Table 6 expresses similarity between actual class and expected class. A remark of agreement and disagreement is also prepared in Table 6. In this study area, the total number of tube well and dug well is 44. The number of tube well and dug well under the agreement of coherence between actual and predicted yield range is 39, and the number of tube well and dug well under disagreement of coherence between actual and predicted yield range is 5.

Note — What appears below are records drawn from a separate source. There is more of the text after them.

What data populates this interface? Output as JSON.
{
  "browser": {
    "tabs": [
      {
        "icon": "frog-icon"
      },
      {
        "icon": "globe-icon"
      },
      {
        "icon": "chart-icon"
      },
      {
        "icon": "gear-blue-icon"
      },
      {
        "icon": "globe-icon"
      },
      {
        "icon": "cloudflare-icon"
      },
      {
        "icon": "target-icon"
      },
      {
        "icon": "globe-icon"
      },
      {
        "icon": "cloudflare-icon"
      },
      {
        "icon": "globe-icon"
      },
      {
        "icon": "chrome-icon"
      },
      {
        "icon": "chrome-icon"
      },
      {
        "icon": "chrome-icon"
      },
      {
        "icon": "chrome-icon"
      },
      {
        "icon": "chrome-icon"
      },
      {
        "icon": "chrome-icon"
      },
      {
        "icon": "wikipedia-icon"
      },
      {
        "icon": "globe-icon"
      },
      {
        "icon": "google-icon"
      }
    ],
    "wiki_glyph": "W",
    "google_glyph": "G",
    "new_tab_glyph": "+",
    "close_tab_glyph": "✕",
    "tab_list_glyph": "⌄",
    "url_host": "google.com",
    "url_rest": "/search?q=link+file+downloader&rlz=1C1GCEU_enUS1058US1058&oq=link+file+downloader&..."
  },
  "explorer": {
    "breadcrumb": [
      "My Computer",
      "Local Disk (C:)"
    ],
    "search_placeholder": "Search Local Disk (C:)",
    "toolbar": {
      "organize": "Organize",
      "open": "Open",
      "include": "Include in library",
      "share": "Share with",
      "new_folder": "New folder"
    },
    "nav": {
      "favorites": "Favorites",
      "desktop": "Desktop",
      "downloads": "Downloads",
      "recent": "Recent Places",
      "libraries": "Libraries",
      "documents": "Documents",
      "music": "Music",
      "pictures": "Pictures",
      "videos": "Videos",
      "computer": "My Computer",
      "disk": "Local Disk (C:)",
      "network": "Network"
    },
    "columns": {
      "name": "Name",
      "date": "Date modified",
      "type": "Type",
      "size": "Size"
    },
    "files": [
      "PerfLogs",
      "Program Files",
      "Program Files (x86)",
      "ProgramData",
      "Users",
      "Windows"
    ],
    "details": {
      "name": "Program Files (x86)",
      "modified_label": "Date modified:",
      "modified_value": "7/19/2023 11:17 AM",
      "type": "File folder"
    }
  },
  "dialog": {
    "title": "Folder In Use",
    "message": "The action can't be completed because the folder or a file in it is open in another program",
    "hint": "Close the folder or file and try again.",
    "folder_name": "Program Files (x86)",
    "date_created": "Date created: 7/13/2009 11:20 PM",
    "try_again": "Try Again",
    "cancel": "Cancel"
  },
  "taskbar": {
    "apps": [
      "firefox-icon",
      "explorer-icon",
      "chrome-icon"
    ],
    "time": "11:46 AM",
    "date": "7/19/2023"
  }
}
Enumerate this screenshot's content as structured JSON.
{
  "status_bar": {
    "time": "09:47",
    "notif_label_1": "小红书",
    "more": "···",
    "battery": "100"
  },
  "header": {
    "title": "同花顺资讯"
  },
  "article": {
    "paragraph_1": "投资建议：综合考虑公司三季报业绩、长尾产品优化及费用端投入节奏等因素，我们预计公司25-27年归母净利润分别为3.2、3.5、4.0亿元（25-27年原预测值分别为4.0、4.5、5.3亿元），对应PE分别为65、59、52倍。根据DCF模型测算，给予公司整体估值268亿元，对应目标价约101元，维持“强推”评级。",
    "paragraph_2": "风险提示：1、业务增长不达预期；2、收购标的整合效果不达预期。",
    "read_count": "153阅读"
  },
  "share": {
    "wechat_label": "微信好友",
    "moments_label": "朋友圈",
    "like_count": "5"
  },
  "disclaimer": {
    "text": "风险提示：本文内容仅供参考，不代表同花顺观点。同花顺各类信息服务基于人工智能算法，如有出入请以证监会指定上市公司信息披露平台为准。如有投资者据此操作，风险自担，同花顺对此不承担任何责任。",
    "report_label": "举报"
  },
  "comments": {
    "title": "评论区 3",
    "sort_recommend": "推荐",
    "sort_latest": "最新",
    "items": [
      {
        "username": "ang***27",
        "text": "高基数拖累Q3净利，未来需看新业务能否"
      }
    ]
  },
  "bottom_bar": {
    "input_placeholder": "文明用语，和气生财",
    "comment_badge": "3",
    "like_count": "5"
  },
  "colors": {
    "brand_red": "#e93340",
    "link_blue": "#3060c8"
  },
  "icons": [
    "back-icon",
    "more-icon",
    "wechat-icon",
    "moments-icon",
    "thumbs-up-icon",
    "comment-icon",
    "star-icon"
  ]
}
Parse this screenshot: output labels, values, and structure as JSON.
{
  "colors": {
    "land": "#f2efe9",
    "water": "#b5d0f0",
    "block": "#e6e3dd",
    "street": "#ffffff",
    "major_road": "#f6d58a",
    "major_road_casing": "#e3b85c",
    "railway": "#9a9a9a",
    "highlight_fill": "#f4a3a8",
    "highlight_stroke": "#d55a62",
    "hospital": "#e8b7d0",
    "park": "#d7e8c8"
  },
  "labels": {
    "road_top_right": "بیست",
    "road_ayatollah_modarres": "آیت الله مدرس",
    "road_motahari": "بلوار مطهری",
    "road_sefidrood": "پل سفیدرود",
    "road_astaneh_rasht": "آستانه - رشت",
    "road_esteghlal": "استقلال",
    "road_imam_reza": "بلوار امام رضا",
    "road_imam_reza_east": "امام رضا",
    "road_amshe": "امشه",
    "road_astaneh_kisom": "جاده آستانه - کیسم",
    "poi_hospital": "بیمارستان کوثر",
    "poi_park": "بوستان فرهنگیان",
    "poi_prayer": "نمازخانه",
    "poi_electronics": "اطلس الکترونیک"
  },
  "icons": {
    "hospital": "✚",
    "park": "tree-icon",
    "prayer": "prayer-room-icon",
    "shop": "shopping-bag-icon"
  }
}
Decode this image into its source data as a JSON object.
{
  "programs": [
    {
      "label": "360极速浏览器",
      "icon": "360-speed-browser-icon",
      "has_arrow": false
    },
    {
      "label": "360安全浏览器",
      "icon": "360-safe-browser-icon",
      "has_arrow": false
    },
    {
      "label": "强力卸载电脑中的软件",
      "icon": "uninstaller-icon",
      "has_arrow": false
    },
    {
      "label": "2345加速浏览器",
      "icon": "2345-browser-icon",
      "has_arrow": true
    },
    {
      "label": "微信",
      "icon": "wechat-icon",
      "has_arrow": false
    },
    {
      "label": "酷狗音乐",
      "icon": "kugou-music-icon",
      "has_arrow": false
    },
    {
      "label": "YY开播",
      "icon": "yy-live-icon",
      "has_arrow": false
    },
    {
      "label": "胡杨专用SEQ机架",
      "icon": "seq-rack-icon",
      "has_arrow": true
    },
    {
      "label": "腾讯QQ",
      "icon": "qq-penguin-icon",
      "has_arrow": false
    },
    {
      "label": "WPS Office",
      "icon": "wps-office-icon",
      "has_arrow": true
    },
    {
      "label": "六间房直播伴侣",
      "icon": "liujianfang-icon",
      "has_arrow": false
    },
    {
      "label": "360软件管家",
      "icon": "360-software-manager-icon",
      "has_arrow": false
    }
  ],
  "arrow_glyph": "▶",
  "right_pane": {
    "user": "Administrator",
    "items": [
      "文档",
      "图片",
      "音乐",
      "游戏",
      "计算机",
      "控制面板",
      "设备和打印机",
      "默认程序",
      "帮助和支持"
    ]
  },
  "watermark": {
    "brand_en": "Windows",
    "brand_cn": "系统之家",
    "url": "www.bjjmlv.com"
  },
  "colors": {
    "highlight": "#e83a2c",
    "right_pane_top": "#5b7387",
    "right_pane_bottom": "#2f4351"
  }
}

\(\begin{aligned} {\text{The}}\;{\text{equation}}\;{\text{of}}\;{\text{accuracy}}\;{\text{prediction}} & = {\text{No}} .\;{\text{of}}\;{\text{tube}}\;{\text{well}}\;{\text{and}}\;{\text{dug}}\;{\text{well}}\;{\text{under}}\;{\text{the}}\;{\text{agreement}}\;{\text{of}}\;{\text{coherence}} \\ & \quad /{\text{Total}}\;{\text{number}}\;{\text{of}}\;{\text{tube}}\;{\text{well}}\;{\text{and}}\;{\text{dug}}\;{\text{well}}\;{\text{surveyed}} \times 100 \\ & = 39\text{ / }44 \times 100 \\ & = 88.64\% \\ \end{aligned}\) The prediction accuracy value of 88.64 reflects the fact that the AHP model and GIS techniques used in this work are significantly robust and accurate. For validation of this work, groundwater depth zone map (Fig. 11) prepared using the IDW method in ArcGIS is applied and it is compared with the potential zone map (Fig. 10). In order to demonstrate the accuracy, the receiver operating characteristic (ROC) curve was used in this analysis, which compares the tube well data with the groundwater potential area. The ROC curve represents (Fig. 12) that the area under curve (AUC) is 0.868 which means 86.8%. So this ROC result also accepts the AHP model in this work.

Fig. 11
figure 11

Ground water depth zone

Fig. 12
figure 12

Receiver operating characteristic (ROC) curve

Conclusion

Groundwater is the world’s greatest resource. Groundwater contamination is a big problem for our future climate. To this end, the purpose of this paper is to explore potential groundwater zones using AHP and GIS techniques in the Purba Bardhaman district. In this analysis, six main parameters were taken into account to determine the potential groundwater zone. Low and very low potential zones account for 57.34% of the total area, although the Purba Bardhaman district is a deltaic region. The rest of 43.38% area was covered with medium to very high groundwater potentiality zones. It is obvious that the porous lithological setting, permeable soil texture, location of surface water bodied coupled with rainfall distribution and vegetative cover result in the formation of a high potential area. The central part of the district is mainly characterized by a low and very low field. These areas have low strength, irrespective of the distance from the sea. This work is much more important in the age of drinking water crisis, as this final map would have been useful in the planning and management of water resources. This work has been validated with the results of the 44 tube well station. The empirical study IDW method is used to test and show the precision of the receiver operating characteristic (ROC) curve. The method used is reliable and can be used successfully elsewhere with the required modifications. This study would enable the decision-makers concerned to establish an appropriate study policy.